Here are some key questions about the SEC's proposal:
What is the SEC's best-interest standard?
The SEC doesn't define "best interest." Instead, it lists obligations meant to ensure brokers don't place their own interests before those of their clients. The SEC said the regulations would also require firms to "establish, maintain and enforce policies" that are designed to spot conflicts and mitigate them.
Taken together, the rules are a step up from the current SEC requirements that specify that brokers offer "suitable" investments. But the proposal isn't nearly as stiff as a fiduciary duty.
Specifically, the regulations would require brokers to have a "reasonable basis" to believe that a recommendation to buy or sell a security is in the best interest of the customer. The rule, however, doesn't require brokers to assess what is the best investment. Instead, it says brokers should weigh factors beyond simple costs and financial incentives.
The SEC doesn't outright ban any practices, either. Rather, it highlights activities that "generally involve conflicts of interest," such as brokers peddling their employers' own products. The agency also lists practices that it suggests firms should consider avoiding entirely, including sales contests and offering free vacations and prizes for top performers. Generally, the SEC said the conduct policies that firms have to establish should address sales tactics that could be problematic.
What do brokers have to do to show they are in compliance?
It's not entirely clear.
Rather than specifying exactly what constitutes compliance, the rules require brokers to "reasonably" share "material facts." The SEC says this open-ended approach will prevent firms from drowning clients with unnecessary information just to satisfy regulators' demands.
The agency even gives advice for compliance departments: keep it simple. In its proposal, the agency encourages short sentences and an active voice, while avoiding jargon.
What are the implications of the SEC leaving things murky?
Not being prescriptive could give regulators flexibility to crack down on shady behavior where they see it.
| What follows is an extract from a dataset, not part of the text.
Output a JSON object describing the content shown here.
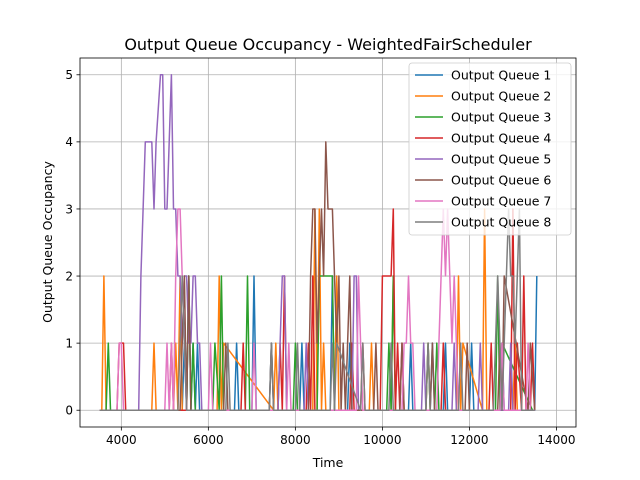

For instance, if the SEC says certain conduct is prohibited, brokers may gravitate to practices that aren't banned but are just as detrimental to clients.
However, the vagueness has also fueled concerns that the SEC's proposal fails to make clear what's allowed and what isn't. When things are left murky, compliance departments often act conservatively, telling brokers to avoid everything that they fear regulators might question.
The SEC is encouraging the industry and investor advocates to offer feedback on whether it would be a better approach to specifically define what it means to act in a clients' best interest.
Is the broker business model irreparably conflicted?
The SEC's proposal notes explicitly that brokers, who make money by charging clients commissions on transactions, are conflicted when they make recommendations. That's because the more a customer trades, the more money their broker makes. In contrast, investment advisers get paid fees based on how much money they manage and how profitable their investments are.
The SEC said it doesn't want to overhaul the industry and "prohibit a broker-dealer from having conflicts when making a recommendation." Instead, its approach is to force brokers to disclose more and avoid recommendations that clearly benefit brokers at the expense of their clients.
How have financial firms reacted to the SEC's proposal?
Mostly with quiet relief.
The plan would probably force banks to spend money to comply with the new disclosure and conduct requirements. But that's a small price to pay for another nail in the coffin of Labor's dreaded fiduciary rule.
The SEC will take public comment on its proposal for 90 days, and Wall Street banks will undoubtedly find aspects of it to complain about. However, executives can probably sleep soundly knowing they won't have to overhaul their business models.